Una llamada al 911, aunque usted no lo crea

Foto: https://www.gob.mx/911

Juan Rodrigo Castel

Uno de mis conocidos me aseguró que un domingo de mayo, en el pico de la pandemia, llamó al 911 por una dolencia que tenía y que en cuestión de minutos las personas que lo atendieron le pidieron su autorización para enviar a su domicilio una ambulancia, conocida en tiempos de coronavirus como Unidad Médica.

Eran las dos de la tarde de un domingo. Por la ventana se veía que cruzaban personas, con cubrebocas o sin él, que iban de paseo o volvían a sus casas. Mi conocido me contó que ya tenía varios días con un malestar abdominal o intestinal y que, para distraerse, abrió la cortina de la ventana y se sentó a mirar desde un sillón el paso de la vida allá afuera.

Mi conocido no tiene servicios sociales ni seguros de gastos mayores y está sin empleo, y para colmo, su familia se quedó en cuarentena en otra ciudad, y su única manera de obtener servicio médico son los consultorios particulares o los servicios del INSABI.

Asegura que cuando estaba mirando hacia la calle, de pronto sintió un dolor agudo en el abdomen y que de inmediato pensó acudir con algún médico. Llamó por teléfono al consultorio más cercano y le dijeron que el médico llegaría a las cuatro y media de la tarde. Comenzó a caminar dentro de su casa y sintió que el dolor a ratos aumentaba y, que sin saber cómo, se moderaba, pero no desaparecía. Podía haber ido a un consultorio más lejano, pero como no quería tomar un taxi y correr el riesgo de contagiarse de coronavirus, decidió esperar a que llegara el médico al consultorio al que había llamado.

Sin embargo, media hora después el dolor aumentó a grados casi insoportables y por primera vez en su vida se vio obligado a llamar al número 911. Conocía las leyendas urbanas sobre los llamados al 911, las historias que difunden los periódicos y lo que se dice en las calles, pero después de dos o tres timbrazos, una mujer contestó, le preguntó su nombre y el asunto por el cual había llamado. De manera sumaria, mi conocido le dijo a la señorita el malestar que tenía. La mujer lo escuchó y un minuto y medio después le dijo que lo comunicaría con un paramédico.

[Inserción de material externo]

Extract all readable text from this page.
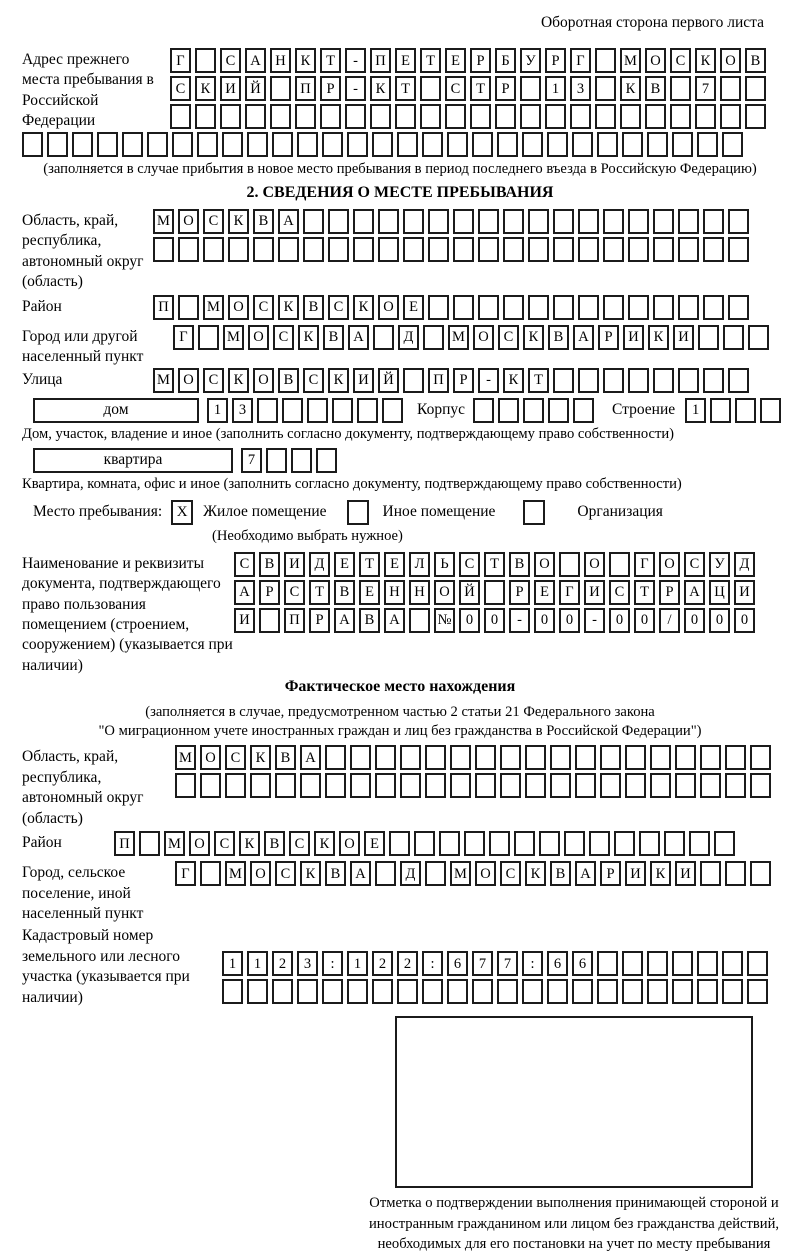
Оборотная сторона первого листа
Адрес прежнего места пребывания в Российской Федерации
Г	С	А	Н	К	Т	-	П	Е	Т	Е	Р	Б	У	Р	Г	М О	С	К	О	В
С	К	И	Й	П	Р	-	К	Т	С	Т	Р	1	3	К	В	7
(заполняется в случае прибытия в новое место пребывания в период последнего въезда в Российскую Федерацию)
2. СВЕДЕНИЯ О МЕСТЕ ПРЕБЫВАНИЯ
Область, край, республика, автономный округ (область)
М О	С	К	В	А
Район	П	М О	С	К	В	С	К	О	Е
Город или другой населенный пункт
Г	М О	С	К	В	А	Д	М О	С	К	В	А	Р	И	К	И
Улица	М О	С	К	О	В	С	К	И	Й	П	Р	-	К	Т
дом	1	3	Корпус	Строение	1
Дом, участок, владение и иное (заполнить согласно документу, подтверждающему право собственности)
квартира	7
Квартира, комната, офис и иное (заполнить согласно документу, подтверждающему право собственности)
Место пребывания: X	Жилое помещение	Иное помещение	Организация
(Необходимо выбрать нужное)
Наименование и реквизиты документа, подтверждающего право пользования помещением (строением, сооружением) (указывается при наличии)
С	В	И	Д	Е	Т	Е	Л	Ь	С	Т	В	О	О	Г	О	С	У	Д
А	Р	С	Т	В	Е	Н	Н	О	Й	Р	Е	Г	И	С	Т	Р	А	Ц	И
И	П	Р	А	В	А	№ 0	0	-	0	0	-	0	0	/	0	0	0
Фактическое место нахождения
(заполняется в случае, предусмотренном частью 2 статьи 21 Федерального закона
"О миграционном учете иностранных граждан и лиц без гражданства в Российской Федерации")
Область, край, республика, автономный округ (область)
М О	С	К	В	А
Район	П	М О	С	К	В	С	К	О	Е
Город, сельское поселение, иной населенный пункт
Г	М О	С	К	В	А	Д	М О	С	К	В	А	Р	И	К	И
Кадастровый номер земельного или лесного участка (указывается при наличии)
1	1	2	3	:	1	2	2	:	6	7	7	:	6	6
Отметка о подтверждении выполнения принимающей стороной и иностранным гражданином или лицом без гражданства действий, необходимых для его постановки на учет по месту пребывания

Mi conocido pensó que quizá lo dejarían en la línea y que se quedaría en manos de Dios, pero segundos después una mujer le respondió. Ella ya tenía los datos que él había proporcionado y lo volvió a interrogar sobre su malestar. En cuestión de dos minutos, la mujer le anunció que una unidad de servicio médico estaba a punto de salir hacia su domicilio. Él le dijo a la señorita que no tenía apoyo médico oficial ni ningún tipo de servicios social. Ella le respondió que no se preocupara, que todos los servicios eran gratuitos, que en la unidad de servicio médico que le enviarían iba personal especializado que lo podría ayudar y valorar su estado de salud.

Una sombra de duda pasó por la mente de él y se atrevió a preguntar si el personal que se presentaría en su casa llevaría esa vestimenta blanca que blinda al cuerpo contra los virus y en la que los que están dentro del traje sólo ven desde detrás de una mica. La mujer le respondió que sí, que el personal médico tenía que tomar sus precauciones y que tal como él había dicho, así irían a su casa.

En lugar de alegrarse, mi conocido sufrió un shock y se quedó balbuceando en el teléfono y alcanzó a decir que él no tenía coronavirus, que si lo iban a ayudar que le enviaran al personal con su vestimenta normal, la de paramédicos de casos distintos del coronavirus. La mujer le dijo que lo sentía, pero que la emergencia que vive el país les exige protegerse.

“En ese momento cruzaron por mi mente las imágenes que he visto en la televisión y las que destacan los periódicos en sus primeras planas, tal como si la muerte y sus accesorios fueran un espectáculo, esas imágenes en las que llegan los paramédicos a las casas y se mueven lentamente como si no hubiera gravedad, o como si caminaran en terreno minado. Vestidos con sus trajes blancos, los paramédicos llaman la atención, imponen su presencia, y pareciera que acabaran de llegar a un nuevo mundo, el mundo de la enfermedad”.

“Imaginé a mis vecinos observando la llegada a mi puerta de esos seres blancos blindados, quizá algunos lo lamentarían, y tal vez otros festejarían que me llevaran. Y supe que si yo permitía que los paramédicos llegaran a mi casa, vestidos así, como astronautas o algo parecido, y dejaba que me llevaran para atenderme de un mal que yo sospechaba menos grave que el coronavirus, jamás podría volver a mi casa, porque por más explicaciones que yo les diera, a partir de entonces para mis vecinos sería yo una especie de apestado”.

“De inmediato, me vi dentro de escenas en las que a mi regreso del hospital, la gente, mis vecinos, me esquivarían, e incluso se organizarían para fumigar mi casa, sus casas, la calle, el mundo. Entendí que cuando mis vecinos se cansaran de esterilizar, higienizar y purificar, vendrían decididos a sacarme de mi casa, a echarme de mi calle y, si podían, hasta de mi ciudad”.

“La señorita que me atendió me dijo que ella no tenía la culpa de ser la encargada de enviar las unidades de servicio médico, y que a ella sólo le habían pasado mi llamada para brindarme ayuda. Le dije que se lo agradecía y le expliqué que yo sólo había llamado para saber a qué hospital podría acudir por mis propios medios, en caso de que el dolor de plano fuera insoportable”.

“De inmediato, la mujer me dio los nombres de dos lugares y me preguntó qué era lo que yo iba a hacer. Le respondí que iría a un médico particular y que en caso de que el dolor aumentara o bien que me sintiera demasiado grave, volvería a llamar al 911 y que entonces sí aceptaría que enviaran la unidad de servicio médico, aunque me costara que mis vecinos me echaran de mi domicilio, porque lo importante era salvar la vida”.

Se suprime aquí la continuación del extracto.